I don't think this code should compile. You can't bind a reference to a temporary unless it's const. And if it was const the temporary should be kept alive until the end of the function expression. Just the same as a local variable defined within it.
What happens to the reference in function parameter, if it gets destroyed when the function returns, then how const int *i is still a valid pointer?
const int* func(const int &x = 5)
{
return &x;
}
int main()
{
const int *i = func();
}
§12.2/5:
"A temporary bound to a reference parameter in a function call (5.2.2) persists until the completion of the full expression containing the call."
That means as i is being initialized, it's getting the address of a temporary object that does exist at that point. As soon as i is initialized, however, the temporary object will be destroyed, and i will become just another dangling pointer.

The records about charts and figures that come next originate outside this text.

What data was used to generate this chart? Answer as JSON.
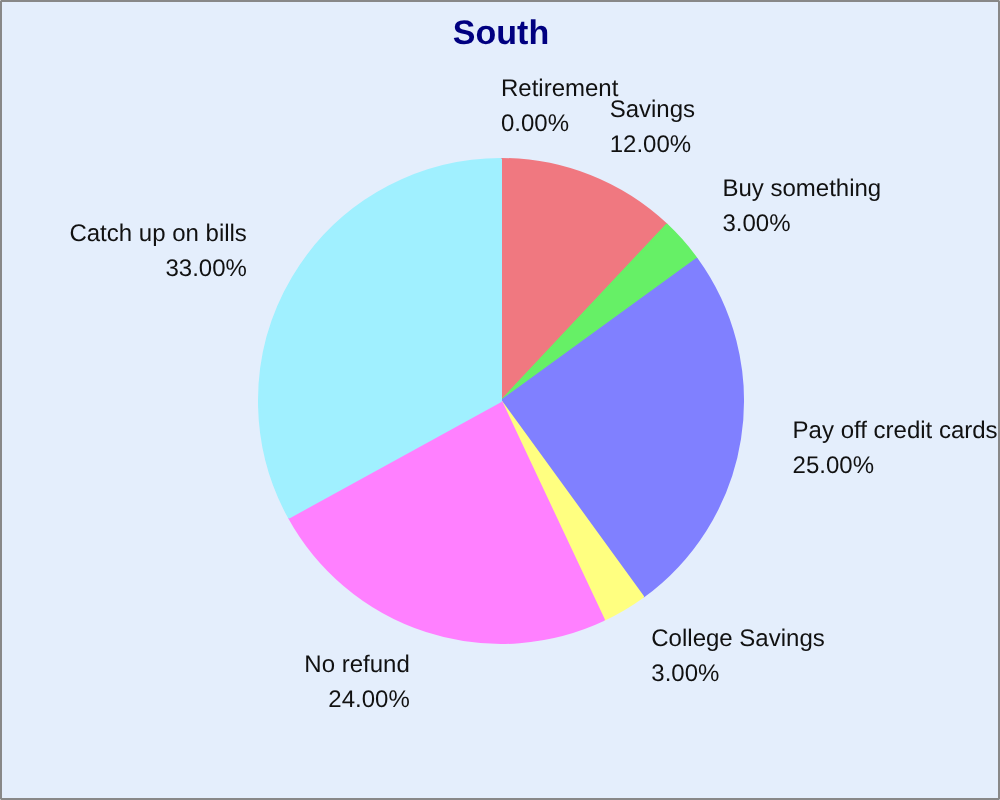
{
  "chart_data": {
    "type": "pie",
    "title": "South",
    "categories": [
      "Retirement",
      "Savings",
      "Buy something",
      "Pay off credit cards",
      "College Savings",
      "No refund",
      "Catch up on bills"
    ],
    "values": [
      0,
      12,
      3,
      25,
      3,
      24,
      33
    ],
    "value_labels": [
      "0.00%",
      "12.00%",
      "3.00%",
      "25.00%",
      "3.00%",
      "24.00%",
      "33.00%"
    ],
    "colors": [
      "#f07880",
      "#f07880",
      "#66f066",
      "#8080ff",
      "#ffff80",
      "#ff80ff",
      "#a0f0ff"
    ]
  }
}
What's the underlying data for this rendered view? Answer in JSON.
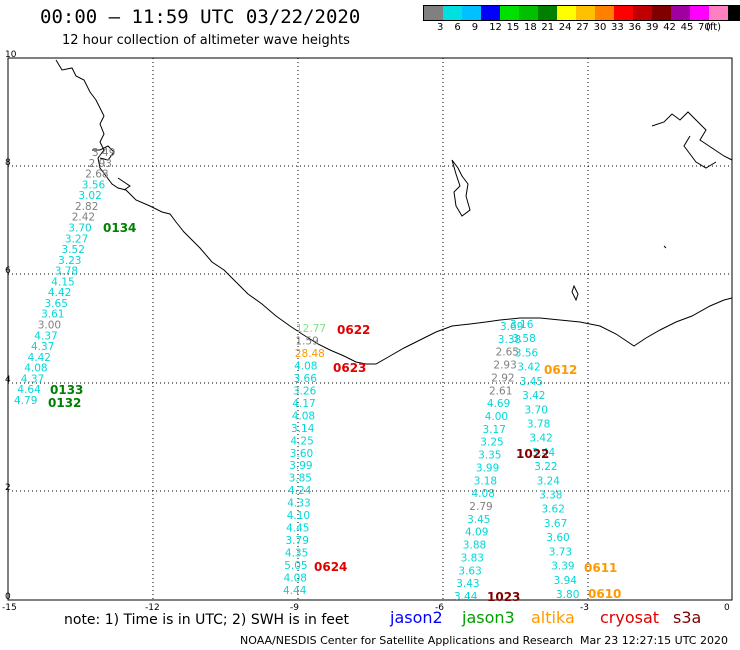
{
  "header": {
    "title": "00:00 – 11:59 UTC 03/22/2020",
    "subtitle": "12 hour collection of altimeter wave heights"
  },
  "legend": {
    "unit": "(ft)",
    "colors": [
      "#808080",
      "#00e0e0",
      "#00c0ff",
      "#0000ff",
      "#00e000",
      "#00c000",
      "#008000",
      "#ffff00",
      "#ffc000",
      "#ff8000",
      "#ff0000",
      "#c00000",
      "#800000",
      "#a000a0",
      "#ff00ff",
      "#ff80c0",
      "#000000"
    ],
    "labels": [
      "3",
      "6",
      "9",
      "12",
      "15",
      "18",
      "21",
      "24",
      "27",
      "30",
      "33",
      "36",
      "39",
      "42",
      "45",
      "70"
    ]
  },
  "axes": {
    "x_ticks": [
      "-15",
      "-12",
      "-9",
      "-6",
      "-3",
      "0"
    ],
    "y_ticks": [
      "0",
      "2",
      "4",
      "6",
      "8",
      "10"
    ]
  },
  "note": "note:  1) Time is in UTC;  2) SWH is in feet",
  "satellites": [
    {
      "name": "jason2",
      "color": "#0000ff"
    },
    {
      "name": "jason3",
      "color": "#00a000"
    },
    {
      "name": "altika",
      "color": "#ff9900"
    },
    {
      "name": "cryosat",
      "color": "#e00000"
    },
    {
      "name": "s3a",
      "color": "#800000"
    }
  ],
  "footer": {
    "credit": "NOAA/NESDIS Center for Satellite Applications and Research",
    "timestamp": "Mar 23 12:27:15 UTC 2020"
  },
  "passes": [
    {
      "id": "0134",
      "color": "#008000"
    },
    {
      "id": "0133",
      "color": "#008000"
    },
    {
      "id": "0132",
      "color": "#008000"
    },
    {
      "id": "0622",
      "color": "#e00000"
    },
    {
      "id": "0623",
      "color": "#e00000"
    },
    {
      "id": "0624",
      "color": "#e00000"
    },
    {
      "id": "0612",
      "color": "#ff9900"
    },
    {
      "id": "1022",
      "color": "#800000"
    },
    {
      "id": "1023",
      "color": "#800000"
    },
    {
      "id": "0611",
      "color": "#ff9900"
    },
    {
      "id": "0610",
      "color": "#ff9900"
    }
  ],
  "tracks": {
    "track_a": [
      {
        "v": "3.49",
        "c": "#808080"
      },
      {
        "v": "2.93",
        "c": "#808080"
      },
      {
        "v": "2.68",
        "c": "#808080"
      },
      {
        "v": "3.56",
        "c": "#00d8d8"
      },
      {
        "v": "3.02",
        "c": "#00d8d8"
      },
      {
        "v": "2.82",
        "c": "#808080"
      },
      {
        "v": "2.42",
        "c": "#808080"
      },
      {
        "v": "3.70",
        "c": "#00d8d8"
      },
      {
        "v": "3.27",
        "c": "#00d8d8"
      },
      {
        "v": "3.52",
        "c": "#00d8d8"
      },
      {
        "v": "3.23",
        "c": "#00d8d8"
      },
      {
        "v": "3.78",
        "c": "#00d8d8"
      },
      {
        "v": "4.15",
        "c": "#00d8d8"
      },
      {
        "v": "4.42",
        "c": "#00d8d8"
      },
      {
        "v": "3.65",
        "c": "#00d8d8"
      },
      {
        "v": "3.61",
        "c": "#00d8d8"
      },
      {
        "v": "3.00",
        "c": "#808080"
      },
      {
        "v": "4.37",
        "c": "#00d8d8"
      },
      {
        "v": "4.37",
        "c": "#00d8d8"
      },
      {
        "v": "4.42",
        "c": "#00d8d8"
      },
      {
        "v": "4.08",
        "c": "#00d8d8"
      },
      {
        "v": "4.37",
        "c": "#00d8d8"
      },
      {
        "v": "4.64",
        "c": "#00d8d8"
      },
      {
        "v": "4.79",
        "c": "#00d8d8"
      }
    ],
    "track_b": [
      {
        "v": "12.77",
        "c": "#80e080"
      },
      {
        "v": "1.59",
        "c": "#808080"
      },
      {
        "v": "28.48",
        "c": "#ff9900"
      },
      {
        "v": "4.08",
        "c": "#00d8d8"
      },
      {
        "v": "3.66",
        "c": "#00d8d8"
      },
      {
        "v": "3.26",
        "c": "#00d8d8"
      },
      {
        "v": "4.17",
        "c": "#00d8d8"
      },
      {
        "v": "4.08",
        "c": "#00d8d8"
      },
      {
        "v": "3.14",
        "c": "#00d8d8"
      },
      {
        "v": "4.25",
        "c": "#00d8d8"
      },
      {
        "v": "3.60",
        "c": "#00d8d8"
      },
      {
        "v": "3.99",
        "c": "#00d8d8"
      },
      {
        "v": "3.85",
        "c": "#00d8d8"
      },
      {
        "v": "4.24",
        "c": "#00d8d8"
      },
      {
        "v": "4.33",
        "c": "#00d8d8"
      },
      {
        "v": "4.10",
        "c": "#00d8d8"
      },
      {
        "v": "4.45",
        "c": "#00d8d8"
      },
      {
        "v": "3.79",
        "c": "#00d8d8"
      },
      {
        "v": "4.35",
        "c": "#00d8d8"
      },
      {
        "v": "5.05",
        "c": "#00d8d8"
      },
      {
        "v": "4.08",
        "c": "#00d8d8"
      },
      {
        "v": "4.44",
        "c": "#00d8d8"
      }
    ],
    "track_c": [
      {
        "v": "3.69",
        "c": "#00d8d8"
      },
      {
        "v": "3.38",
        "c": "#00d8d8"
      },
      {
        "v": "2.65",
        "c": "#808080"
      },
      {
        "v": "2.93",
        "c": "#808080"
      },
      {
        "v": "2.92",
        "c": "#808080"
      },
      {
        "v": "2.61",
        "c": "#808080"
      },
      {
        "v": "4.69",
        "c": "#00d8d8"
      },
      {
        "v": "4.00",
        "c": "#00d8d8"
      },
      {
        "v": "3.17",
        "c": "#00d8d8"
      },
      {
        "v": "3.25",
        "c": "#00d8d8"
      },
      {
        "v": "3.35",
        "c": "#00d8d8"
      },
      {
        "v": "3.99",
        "c": "#00d8d8"
      },
      {
        "v": "3.18",
        "c": "#00d8d8"
      },
      {
        "v": "4.08",
        "c": "#00d8d8"
      },
      {
        "v": "2.79",
        "c": "#808080"
      },
      {
        "v": "3.45",
        "c": "#00d8d8"
      },
      {
        "v": "4.09",
        "c": "#00d8d8"
      },
      {
        "v": "3.88",
        "c": "#00d8d8"
      },
      {
        "v": "3.83",
        "c": "#00d8d8"
      },
      {
        "v": "3.63",
        "c": "#00d8d8"
      },
      {
        "v": "3.43",
        "c": "#00d8d8"
      },
      {
        "v": "3.44",
        "c": "#00d8d8"
      }
    ],
    "track_d": [
      {
        "v": "3.16",
        "c": "#00d8d8"
      },
      {
        "v": "3.58",
        "c": "#00d8d8"
      },
      {
        "v": "3.56",
        "c": "#00d8d8"
      },
      {
        "v": "3.42",
        "c": "#00d8d8"
      },
      {
        "v": "3.45",
        "c": "#00d8d8"
      },
      {
        "v": "3.42",
        "c": "#00d8d8"
      },
      {
        "v": "3.70",
        "c": "#00d8d8"
      },
      {
        "v": "3.78",
        "c": "#00d8d8"
      },
      {
        "v": "3.42",
        "c": "#00d8d8"
      },
      {
        "v": "3.44",
        "c": "#00d8d8"
      },
      {
        "v": "3.22",
        "c": "#00d8d8"
      },
      {
        "v": "3.24",
        "c": "#00d8d8"
      },
      {
        "v": "3.38",
        "c": "#00d8d8"
      },
      {
        "v": "3.62",
        "c": "#00d8d8"
      },
      {
        "v": "3.67",
        "c": "#00d8d8"
      },
      {
        "v": "3.60",
        "c": "#00d8d8"
      },
      {
        "v": "3.73",
        "c": "#00d8d8"
      },
      {
        "v": "3.39",
        "c": "#00d8d8"
      },
      {
        "v": "3.94",
        "c": "#00d8d8"
      },
      {
        "v": "3.80",
        "c": "#00d8d8"
      }
    ]
  }
}
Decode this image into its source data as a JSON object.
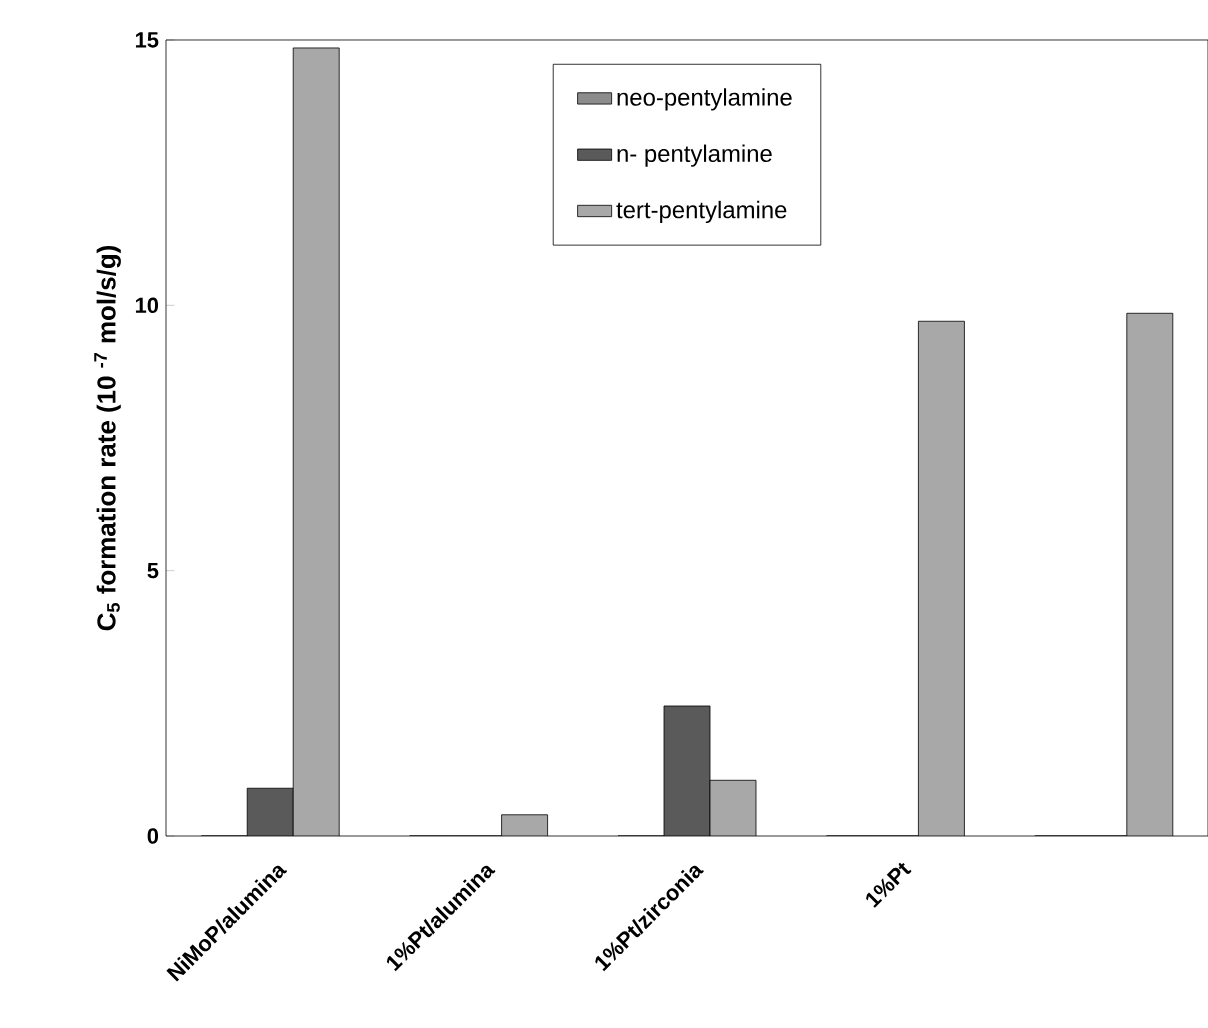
{
  "chart_data": {
    "type": "bar",
    "ylabel": "C$_{5}$ formation rate (10 $^{-7}$ mol/s/g)",
    "categories": [
      "NiMoP/alumina",
      "1%Pt/alumina",
      "1%Pt/zirconia",
      "1%Pt",
      null
    ],
    "series": [
      {
        "name": "neo-pentylamine",
        "color": "#8c8c8c",
        "values": [
          0,
          0,
          0,
          0,
          0
        ]
      },
      {
        "name": "n- pentylamine",
        "color": "#5a5a5a",
        "values": [
          0.9,
          0,
          2.45,
          0,
          0
        ]
      },
      {
        "name": "tert-pentylamine",
        "color": "#a8a8a8",
        "values": [
          14.85,
          0.4,
          1.05,
          9.7,
          9.85
        ]
      }
    ],
    "ylim": [
      0,
      15
    ],
    "yticks": [
      0,
      5,
      10,
      15
    ],
    "legend": "top",
    "grid": false
  }
}
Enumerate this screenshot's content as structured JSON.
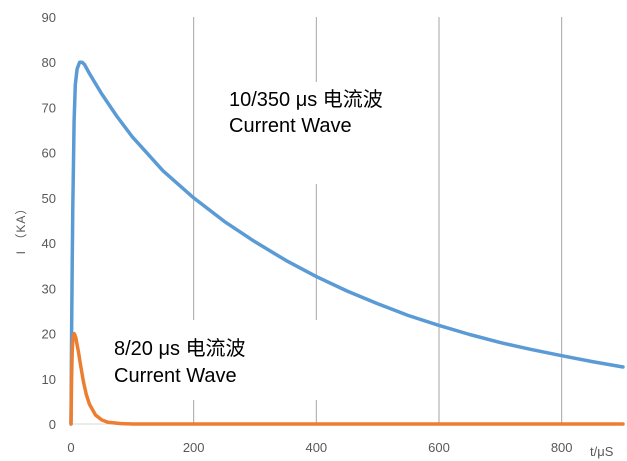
{
  "chart_data": {
    "type": "line",
    "ylabel": "I （KA）",
    "xlabel": "t/μS",
    "xlim": [
      0,
      900
    ],
    "ylim": [
      0,
      90
    ],
    "x_ticks": [
      0,
      200,
      400,
      600,
      800
    ],
    "y_ticks": [
      0,
      10,
      20,
      30,
      40,
      50,
      60,
      70,
      80,
      90
    ],
    "grid": "vertical",
    "series": [
      {
        "color": "#5b9bd5",
        "x": [
          0,
          1,
          2,
          3,
          4,
          5,
          7,
          10,
          14,
          18,
          22,
          30,
          50,
          75,
          100,
          150,
          200,
          250,
          300,
          350,
          400,
          450,
          500,
          550,
          600,
          650,
          700,
          750,
          800,
          850,
          900
        ],
        "values": [
          0,
          20,
          35,
          48,
          58,
          67,
          75,
          78.5,
          80,
          80,
          79.5,
          77.5,
          73,
          68,
          63.5,
          56,
          50,
          44.8,
          40.3,
          36.2,
          32.6,
          29.4,
          26.6,
          24,
          21.8,
          19.8,
          18,
          16.5,
          15.1,
          13.8,
          12.6
        ],
        "annotation": [
          "10/350 μs  电流波",
          "Current Wave"
        ]
      },
      {
        "color": "#ed7d31",
        "x": [
          0,
          1,
          2,
          3,
          4,
          5,
          6,
          8,
          10,
          12,
          15,
          20,
          25,
          30,
          40,
          50,
          60,
          80,
          100,
          150,
          200,
          300,
          400,
          500,
          600,
          700,
          800,
          900
        ],
        "values": [
          0,
          10,
          16,
          18.5,
          19.5,
          20,
          19.8,
          19,
          17.5,
          16,
          13.5,
          9.5,
          6.5,
          4.4,
          2,
          0.9,
          0.4,
          0.1,
          0,
          0,
          0,
          0,
          0,
          0,
          0,
          0,
          0,
          0
        ],
        "annotation": [
          "8/20 μs 电流波",
          "Current Wave"
        ]
      }
    ]
  }
}
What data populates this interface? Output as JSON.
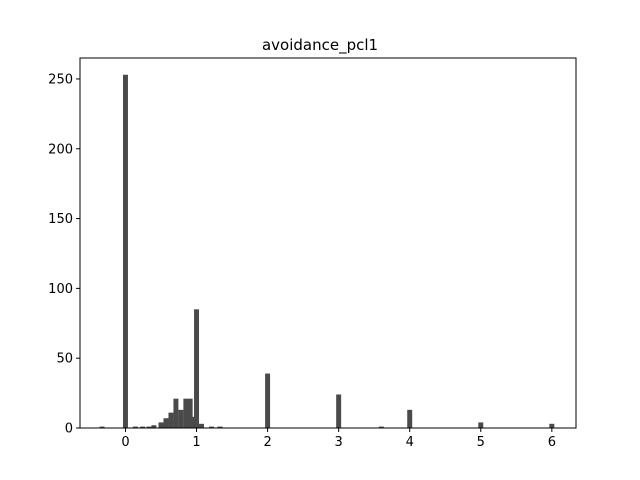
{
  "chart_data": {
    "type": "bar",
    "title": "avoidance_pcl1",
    "xlabel": "",
    "ylabel": "",
    "xlim": [
      -0.64,
      6.34
    ],
    "ylim": [
      0,
      265
    ],
    "xticks": [
      0,
      1,
      2,
      3,
      4,
      5,
      6
    ],
    "yticks": [
      0,
      50,
      100,
      150,
      200,
      250
    ],
    "bin_width": 0.07,
    "bar_color": "#4a4a4a",
    "grid": false,
    "bins": [
      {
        "x": -0.33,
        "value": 1
      },
      {
        "x": 0.0,
        "value": 253
      },
      {
        "x": 0.14,
        "value": 1
      },
      {
        "x": 0.24,
        "value": 1
      },
      {
        "x": 0.33,
        "value": 1
      },
      {
        "x": 0.4,
        "value": 2
      },
      {
        "x": 0.5,
        "value": 4
      },
      {
        "x": 0.57,
        "value": 7
      },
      {
        "x": 0.64,
        "value": 11
      },
      {
        "x": 0.71,
        "value": 21
      },
      {
        "x": 0.78,
        "value": 13
      },
      {
        "x": 0.85,
        "value": 21
      },
      {
        "x": 0.91,
        "value": 21
      },
      {
        "x": 0.96,
        "value": 8
      },
      {
        "x": 1.0,
        "value": 85
      },
      {
        "x": 1.07,
        "value": 3
      },
      {
        "x": 1.21,
        "value": 1
      },
      {
        "x": 1.33,
        "value": 1
      },
      {
        "x": 2.0,
        "value": 39
      },
      {
        "x": 3.0,
        "value": 24
      },
      {
        "x": 3.6,
        "value": 1
      },
      {
        "x": 4.0,
        "value": 13
      },
      {
        "x": 5.0,
        "value": 4
      },
      {
        "x": 6.0,
        "value": 3
      }
    ]
  }
}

As such, yes, the function is valid -- but with the surrounding code as you've written it, any code you added afterward that attempted to dereference i would give undefined behavior.
Just because a pointer has a value doesn't mean it's a valid pointer.
In this case it holds an address which used to be that of x, and chances are that address still has the value 5, but it's not valid pointer and you can't count on that value being there.
int i points to a patch of memory that is unsafe to access, it is not a valid pointer.
the variable "i" is still a pointer, but even reading the value it points to will give you undefined behavior. That's why you should never write a function like func.
I think that x is created as an un-named temporary on the stack in setting up the call to func(). This temporary will exist until at least the end of the statement in the caller. So the int* i is perfectly valid. It only ceases to be valid at the end of the statement - which means that you cannot use it.
There is something in the standard about un-named temporaries being retained until the last reference to them goes out of scope, but I don't think it covers this explicit and hidden indirection.
[ Happy to have someone tell me otherwise.]
5 is program data. It is in the data segment, not the stack or heap.
So a pointer or reference to it will remain valid for the duration of the program.
Default arguments are evaluated every time the function is called, so the call func() is actually func(5) which is binding a temporary to a reference-to-const. The lifetime of that temporary is then extended till the end of the function and the object is destroyed. Any pointer to this object after that is invalid and dereferencing it is undefined behaviour.